Romney, Paul outperform Perry against Obama in crucial swing state Florida
Rick Perry’s recent poor debate performance and his comment that Social Security is a Ponzi scheme is causing him some trouble in the crucial swing state of Florida, according to a poll released Thursday by Public Policy Polling.
Just 29 percent of Floridians say they have a favorable view of Rick Perry, while 58 percent cite an unfavorable view. In a head-to-head race against President Barack Obama, he loses 43 percent to 50 percent, in spite of Obama’s 51 percent disapproval rating in the state. 46 percent say they approve of the job Obama is doing as president.
In fact, Michele Bachmann outperforms Perry, losing to Obama 44 percent to 49 percent.
The poll was conducted beginning last Thursday, the evening of the presidential debate in which Perry acquitted himself rather poorly, by all accounts, and continued through the weekend. That poor debate performance is likely contributing to his trouble in the state; a poll released yesterday by PPP found that the percentage of Republicans who said they would vote for Perry declined from Thursday night before the debate to Friday.

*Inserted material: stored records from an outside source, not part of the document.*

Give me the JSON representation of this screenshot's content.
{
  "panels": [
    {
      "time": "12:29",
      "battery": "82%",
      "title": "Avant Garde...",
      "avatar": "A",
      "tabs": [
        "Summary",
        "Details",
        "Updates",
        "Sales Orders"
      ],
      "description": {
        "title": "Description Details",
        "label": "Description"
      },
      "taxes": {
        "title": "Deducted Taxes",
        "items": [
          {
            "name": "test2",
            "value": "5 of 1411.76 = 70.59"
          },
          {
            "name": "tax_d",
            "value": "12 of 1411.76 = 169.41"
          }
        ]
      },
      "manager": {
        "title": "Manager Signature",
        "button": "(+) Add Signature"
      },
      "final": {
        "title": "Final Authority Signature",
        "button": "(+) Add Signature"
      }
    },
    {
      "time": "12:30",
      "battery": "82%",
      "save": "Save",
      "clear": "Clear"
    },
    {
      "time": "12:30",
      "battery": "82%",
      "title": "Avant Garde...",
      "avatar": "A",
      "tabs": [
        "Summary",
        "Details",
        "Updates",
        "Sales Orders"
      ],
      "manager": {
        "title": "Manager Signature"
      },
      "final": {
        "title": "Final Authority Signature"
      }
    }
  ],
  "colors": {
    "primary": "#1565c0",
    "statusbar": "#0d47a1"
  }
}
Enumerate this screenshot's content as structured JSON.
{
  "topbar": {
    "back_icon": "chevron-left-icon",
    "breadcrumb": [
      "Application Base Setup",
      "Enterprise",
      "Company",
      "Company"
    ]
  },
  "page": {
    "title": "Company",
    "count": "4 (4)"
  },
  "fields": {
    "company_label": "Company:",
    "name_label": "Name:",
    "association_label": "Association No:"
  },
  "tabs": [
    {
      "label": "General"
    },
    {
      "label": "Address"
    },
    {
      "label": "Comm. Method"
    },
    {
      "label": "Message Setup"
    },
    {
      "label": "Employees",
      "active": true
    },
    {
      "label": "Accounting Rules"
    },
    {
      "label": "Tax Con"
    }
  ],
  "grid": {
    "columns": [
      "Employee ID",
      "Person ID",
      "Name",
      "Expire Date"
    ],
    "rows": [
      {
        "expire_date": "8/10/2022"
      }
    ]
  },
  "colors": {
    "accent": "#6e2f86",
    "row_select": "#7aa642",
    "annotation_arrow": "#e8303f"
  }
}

PPP also found that 63 percent of Floridians disagree with Perry’s statement that Social Security is a Ponzi scheme, which is likely causing him trouble.
In terms of who Floridians hold a favorable view of him, none of the candidates fare all that well. Bachmann is 30 points upside down, Ron Paul is 20 points upside down, and even Mitt Romney fares poorly, with 46 percent of Floridians saying they hold an unfavorable view of him and 40 percent saying they have a favorable view of him.
Nonetheless, Romney and Paul fare well against President Obama. Paul ties Obama with 44 percent to Obama’s 45 percent. Romney ties the president 45 percent to Obama’s 46 percent. (RELATED: Santorum doesn’t like Florida’s attempt to become first primary state)
“Florida makes it pretty clear that out of the two Republican front runners there’s one who can beat Barack Obama and one who can’t. There’s no way the GOP wins next year without Florida, and it doesn’t look like Rick Perry can do that,” said Dean Debnam, President of Public Policy Polling.
Trouble in Florida could spell disaster for Perry, or any other candidate. The swing state is considered crucial to win the general election, as well as the Republican primary. A National Journal Insiders Poll released Thursday, Republican insiders ranked Florida hands down the most important state in determining the Republican nominee for President, over New Hampshire, South Carolina, and Iowa, in part because of its sheer size, which requires both money and organization to effectively campaign.
The poll is based on robo-call surveys of 476 Florida voters from September 22 through September 25, and has a margin of error of plus or minus 4.5 percentage points.